Des erreurs de stratégie industrielle
Cette relative autonomie de l’entreprise sera remise en cause dès 1969, lorsque l’activité nucléaire du groupe Alsthom passera sous con­trôle de Compagnie géné­rale d’électricité (CGE). Les méthodes managériales de la nouvelle direction, le transfert des brevets locaux à la CGE et la segmentation des activités de recherche contribueront au sentiment de dépossession des outils et savoirs des salariés, des ouvriers aux ingénieurs. Lors de l’anniversaire du centenaire de l’usine, le « cadeau » offert par la direction aux salariés (un stylo ou une bouteille de cognac) sera l’ultime mépris qui déclenchera une « grève de la dignité » et l’occupation de l’usine pendant deux mois, fortement soutenue localement. En 1982, beaucoup de Belfortains voient dans la nationalisation de la CGE et la nomination de Jean-Pierre Chevènement (à l’époque membre du Parti socialiste) au ministère de la Recherche et de l’Industrie l’aboutissement de la grève de 1979. Mais la nationalisation ne changera ni la direction, ni ses méthodes, ni les restructurations qui érodent l’emploi. La privatisation de la CGE fait pire en 1987, lors du retour de la droite au pouvoir : Alsthom entre dans un tourbillon effréné d’opérations boursières dont elle va sortir essorée financièrement et affaiblie industriellement : intégrée en 1989 au groupe britannique General Electric Company (GEC), elle est vendue en Bourse en 1998 après de coûteux prélèvements de dividendes. Les erreurs de stratégie industrielle se succèdent, conduisant Alstom au bord de la faillite : mauvais achat du groupe helvético-suédois ABB, et vente de l’activité turbines à gaz du site de Belfort Alstom au groupe américain General Electric (GE). L’État intervient en 2004 en investissant dans le capital avant de revendre sa part à Bouygues en 2006 sous la pression de l’Union européenne. C’est en 2015, alors que l’effectif d’Alstom n’est plus que de cinq cents salariés, que sa branche énergie (qui représentait pourtant 70% de son activité) est vendue à GE. En 2017, le transport ferroviaire est absorbé par Siemens avec, au passage, le versement aux actionnaires de quelque 5 milliards de dividendes exceptionnels.

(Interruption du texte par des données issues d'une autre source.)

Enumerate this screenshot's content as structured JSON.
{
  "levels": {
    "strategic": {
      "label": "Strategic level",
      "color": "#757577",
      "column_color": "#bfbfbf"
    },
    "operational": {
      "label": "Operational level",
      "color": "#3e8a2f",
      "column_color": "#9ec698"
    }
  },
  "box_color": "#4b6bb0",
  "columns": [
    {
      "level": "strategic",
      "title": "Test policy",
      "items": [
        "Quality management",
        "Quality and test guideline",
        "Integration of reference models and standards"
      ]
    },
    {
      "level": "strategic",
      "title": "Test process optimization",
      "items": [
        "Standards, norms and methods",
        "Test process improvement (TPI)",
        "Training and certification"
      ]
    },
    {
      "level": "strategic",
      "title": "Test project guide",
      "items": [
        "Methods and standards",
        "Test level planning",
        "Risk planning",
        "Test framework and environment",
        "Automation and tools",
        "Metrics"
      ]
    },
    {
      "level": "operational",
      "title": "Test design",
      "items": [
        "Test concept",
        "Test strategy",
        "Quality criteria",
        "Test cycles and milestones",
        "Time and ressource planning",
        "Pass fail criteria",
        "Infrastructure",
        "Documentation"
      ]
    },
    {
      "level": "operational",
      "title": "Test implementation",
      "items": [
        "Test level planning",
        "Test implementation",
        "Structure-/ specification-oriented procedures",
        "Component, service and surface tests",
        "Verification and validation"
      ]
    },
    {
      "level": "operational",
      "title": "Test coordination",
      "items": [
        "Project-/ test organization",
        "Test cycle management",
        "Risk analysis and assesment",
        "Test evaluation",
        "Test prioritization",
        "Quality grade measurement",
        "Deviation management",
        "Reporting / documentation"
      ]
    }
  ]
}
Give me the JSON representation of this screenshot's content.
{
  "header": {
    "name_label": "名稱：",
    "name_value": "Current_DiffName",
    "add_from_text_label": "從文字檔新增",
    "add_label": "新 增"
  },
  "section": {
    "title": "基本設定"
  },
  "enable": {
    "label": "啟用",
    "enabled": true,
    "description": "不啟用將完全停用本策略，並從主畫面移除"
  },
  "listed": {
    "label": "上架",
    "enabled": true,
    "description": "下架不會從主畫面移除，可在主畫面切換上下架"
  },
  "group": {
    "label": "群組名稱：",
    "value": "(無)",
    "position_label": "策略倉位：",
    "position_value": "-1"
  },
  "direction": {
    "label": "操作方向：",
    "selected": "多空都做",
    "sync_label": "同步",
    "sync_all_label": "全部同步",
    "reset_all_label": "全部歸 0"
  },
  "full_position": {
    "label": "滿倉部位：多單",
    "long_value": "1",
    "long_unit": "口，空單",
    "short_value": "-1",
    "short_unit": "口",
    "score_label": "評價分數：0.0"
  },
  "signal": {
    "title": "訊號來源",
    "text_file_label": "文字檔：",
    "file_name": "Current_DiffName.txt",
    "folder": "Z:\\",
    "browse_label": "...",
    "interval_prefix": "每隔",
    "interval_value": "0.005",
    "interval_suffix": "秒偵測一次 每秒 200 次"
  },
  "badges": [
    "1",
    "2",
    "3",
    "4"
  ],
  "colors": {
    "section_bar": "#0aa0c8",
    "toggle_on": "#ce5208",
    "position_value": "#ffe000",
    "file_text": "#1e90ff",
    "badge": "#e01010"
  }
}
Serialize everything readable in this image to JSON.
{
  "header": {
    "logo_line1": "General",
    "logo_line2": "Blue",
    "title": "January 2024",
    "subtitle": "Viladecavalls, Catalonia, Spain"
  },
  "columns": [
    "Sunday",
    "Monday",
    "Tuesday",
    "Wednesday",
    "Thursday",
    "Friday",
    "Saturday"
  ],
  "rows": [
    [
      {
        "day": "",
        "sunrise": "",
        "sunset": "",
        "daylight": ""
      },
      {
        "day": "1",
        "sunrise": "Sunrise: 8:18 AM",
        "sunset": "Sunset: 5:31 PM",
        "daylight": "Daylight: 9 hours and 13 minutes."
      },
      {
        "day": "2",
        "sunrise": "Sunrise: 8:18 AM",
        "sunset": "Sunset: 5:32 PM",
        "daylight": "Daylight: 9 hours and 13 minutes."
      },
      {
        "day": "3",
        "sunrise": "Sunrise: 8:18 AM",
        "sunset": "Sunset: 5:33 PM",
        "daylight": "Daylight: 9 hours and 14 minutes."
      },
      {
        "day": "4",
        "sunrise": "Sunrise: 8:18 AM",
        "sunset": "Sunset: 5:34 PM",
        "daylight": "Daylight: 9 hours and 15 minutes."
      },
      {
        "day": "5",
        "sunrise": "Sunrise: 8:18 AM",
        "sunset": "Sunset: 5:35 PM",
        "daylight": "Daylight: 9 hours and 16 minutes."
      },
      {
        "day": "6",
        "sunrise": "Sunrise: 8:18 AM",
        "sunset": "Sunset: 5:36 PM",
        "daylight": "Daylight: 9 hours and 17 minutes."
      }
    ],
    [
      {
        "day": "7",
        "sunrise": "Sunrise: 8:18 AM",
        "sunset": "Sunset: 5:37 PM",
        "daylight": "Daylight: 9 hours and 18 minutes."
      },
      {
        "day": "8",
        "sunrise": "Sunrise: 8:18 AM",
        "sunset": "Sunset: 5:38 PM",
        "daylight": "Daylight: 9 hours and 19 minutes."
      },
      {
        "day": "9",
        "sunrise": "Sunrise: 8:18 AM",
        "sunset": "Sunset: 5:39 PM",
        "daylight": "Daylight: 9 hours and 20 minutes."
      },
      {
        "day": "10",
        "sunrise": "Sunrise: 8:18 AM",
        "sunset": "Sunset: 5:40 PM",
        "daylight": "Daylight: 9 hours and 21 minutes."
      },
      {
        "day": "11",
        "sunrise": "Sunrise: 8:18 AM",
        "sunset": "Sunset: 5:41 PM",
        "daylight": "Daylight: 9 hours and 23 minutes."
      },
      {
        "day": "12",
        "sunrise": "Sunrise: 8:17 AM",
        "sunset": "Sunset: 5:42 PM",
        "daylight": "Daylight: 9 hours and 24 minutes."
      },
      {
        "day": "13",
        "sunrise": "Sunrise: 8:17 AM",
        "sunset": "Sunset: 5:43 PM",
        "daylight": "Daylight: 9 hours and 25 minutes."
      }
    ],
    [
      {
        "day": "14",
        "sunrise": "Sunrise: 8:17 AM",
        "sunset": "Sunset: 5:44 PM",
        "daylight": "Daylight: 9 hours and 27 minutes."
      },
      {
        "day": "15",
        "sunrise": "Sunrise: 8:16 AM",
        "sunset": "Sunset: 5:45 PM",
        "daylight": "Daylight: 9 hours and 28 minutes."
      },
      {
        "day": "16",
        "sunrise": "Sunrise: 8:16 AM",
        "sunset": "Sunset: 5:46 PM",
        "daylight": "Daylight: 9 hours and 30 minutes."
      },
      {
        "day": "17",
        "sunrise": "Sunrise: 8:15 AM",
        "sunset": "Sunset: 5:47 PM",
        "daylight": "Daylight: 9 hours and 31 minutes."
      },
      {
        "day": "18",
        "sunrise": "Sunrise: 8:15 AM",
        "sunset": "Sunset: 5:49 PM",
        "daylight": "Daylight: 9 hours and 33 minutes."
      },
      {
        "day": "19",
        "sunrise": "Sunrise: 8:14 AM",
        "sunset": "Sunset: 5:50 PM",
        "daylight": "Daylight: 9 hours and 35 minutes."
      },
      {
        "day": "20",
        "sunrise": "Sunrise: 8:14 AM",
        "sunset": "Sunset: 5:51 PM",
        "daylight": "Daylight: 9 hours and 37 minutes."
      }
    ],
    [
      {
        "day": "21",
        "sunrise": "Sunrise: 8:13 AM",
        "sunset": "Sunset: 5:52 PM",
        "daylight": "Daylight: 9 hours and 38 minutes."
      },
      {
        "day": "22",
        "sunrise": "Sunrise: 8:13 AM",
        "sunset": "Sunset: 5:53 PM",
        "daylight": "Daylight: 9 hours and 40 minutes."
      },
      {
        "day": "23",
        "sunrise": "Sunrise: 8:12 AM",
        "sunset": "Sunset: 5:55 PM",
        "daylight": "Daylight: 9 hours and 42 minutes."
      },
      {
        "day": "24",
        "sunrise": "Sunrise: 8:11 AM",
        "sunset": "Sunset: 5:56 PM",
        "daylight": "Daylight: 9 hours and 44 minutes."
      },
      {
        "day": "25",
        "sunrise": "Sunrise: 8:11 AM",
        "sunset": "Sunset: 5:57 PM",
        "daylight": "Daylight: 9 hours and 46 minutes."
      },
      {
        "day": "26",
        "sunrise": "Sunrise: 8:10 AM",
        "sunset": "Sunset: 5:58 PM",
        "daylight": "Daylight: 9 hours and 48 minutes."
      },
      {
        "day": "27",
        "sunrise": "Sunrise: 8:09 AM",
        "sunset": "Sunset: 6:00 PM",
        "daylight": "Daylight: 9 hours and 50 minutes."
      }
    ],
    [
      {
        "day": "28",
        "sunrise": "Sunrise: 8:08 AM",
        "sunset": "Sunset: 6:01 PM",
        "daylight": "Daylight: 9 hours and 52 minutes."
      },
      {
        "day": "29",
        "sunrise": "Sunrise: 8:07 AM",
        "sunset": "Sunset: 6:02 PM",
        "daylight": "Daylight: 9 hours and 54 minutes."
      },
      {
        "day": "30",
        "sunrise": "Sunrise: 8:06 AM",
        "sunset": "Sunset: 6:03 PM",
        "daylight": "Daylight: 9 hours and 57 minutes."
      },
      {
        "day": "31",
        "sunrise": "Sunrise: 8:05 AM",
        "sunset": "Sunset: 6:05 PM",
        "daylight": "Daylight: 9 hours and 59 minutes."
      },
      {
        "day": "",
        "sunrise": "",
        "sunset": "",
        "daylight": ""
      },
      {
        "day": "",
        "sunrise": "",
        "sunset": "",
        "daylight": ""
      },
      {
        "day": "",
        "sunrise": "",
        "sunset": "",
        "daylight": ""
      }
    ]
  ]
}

« Un réseau local mêlant couverture sociale et travail, avec, dans les années 1990, 9000 salariés auxquels se rajoutent ceux de la sous-traitance (pour une agglomération de 60000 habitants). »

Une politique de désindustrialisation est ainsi menée progressivement avec comme conséquence une perte d’un quart des emplois sur le territoire de Belfort depuis 2008. Alors que le bassin se caractérise par une population plus jeune et plus qualifiée que dans le reste de la région, son solde migratoire est négatif et son taux de chômage nettement plus élevé. La perte d’emplois touche également le tertiaire, montrant à quel point industrie et services sont liés, contrairement aux prophéties sur la « société post industrielle ». La pauvreté concerne particulièrement les jeunes, avec plus d’un cinquième d’entre eux sous le seuil de pauvreté, du fait de l’impossibilité d’embauche et du développement explosif de l’intérim. Pourtant, le territoire industriel belfortain avait la capacité de maintenir des emplois à haut niveau de formation à travers l’institut universitaire de technologie (IUT) et l’université de technologie. C’est d’ailleurs grâce à la base solide formation/ recherche/industrie que les savoirs et savoir-faire ont pu se diffuser, se perpétuer et assurer aux sites belfortains le maintien d’atouts technologiques importants, malgré les choix catastrophiques de la finance.

« La pauvreté concerne particulièrement les jeunes, avec plus d'un cinquième d’entre eux sous le seuil de pauvreté, du fait de l’impossibilité d'embauche et du développement explosif de l'intérim. »

Construire des convergences
À l’inverse des logiques de mise en concurrence des territoires, il s’agit de mener des changements révolutionnaires portant sur qui décide, avec quels critères, et quels moyens financiers. Les fonds régionaux pour l’emploi et la formation du projet de sécurité emploi-formation du PCF, ou les commissions pour la responsabilité sociale de territoire, comme le propose l’économiste Hervé Defalvard, peuvent être des outils politiques pertinents. Dans le cas d’Alstom, l’articulation entre le local et le mondial s’impose à travers la mise en place d’une structure de coopération européenne d’égal à égal. Il s’agit de construire un véritable « Airbus du rail », au sein duquel les coûts de recherche et d’innovation seraient partagés entre les grands constructeurs ferroviaires. Dans le même temps, pour préserver les intérêts nationaux en matière d’activité et d’emploi, il faut retisser les liens entre le secteur de l’énergie et celui des transports, jusque-là séparés de manière artificielle. Si l’État doit reprendre la main dans le capital d’entreprise, l’expérience peu probante de la nationalisation de 1982 montre que cela ne saurait suffire. D’où l’importance de construire localement les convergences entre les salariés de l’industrie et des services, leurs syndicats, les universitaires, les chercheurs, pour défendre l’outil de production industriel et la cohérence technologique du territoire. Ce rapport de forces est nécessaire pour sortir les collectivités locales de leur résignation passive face aux stratégies des grandes entreprises, et remplir leur fonction protectrice. L’expérimentation de structures territoriales de résistance et de propositions innovantes peut ouvrir les consciences sur la perspective d’une gestion locale démocratique au service de la création de valeur dans le territoire. Les liens étroits qui unissent Belfort à son industrie, la variété de signataires belfortains de l’appel « Alstom ne doit pas être bradé » permettent d’amorcer ce travail de mobilisation en dehors des murs de l’usine. « Il est temps que les territoires ne soient plus laissés aux seigneurs du capital afin qu’y souffle le vent d’une vie bonne pour tous. » 

Évelyne Ternant est secrétaire régionale du PCF en Franche-Comté.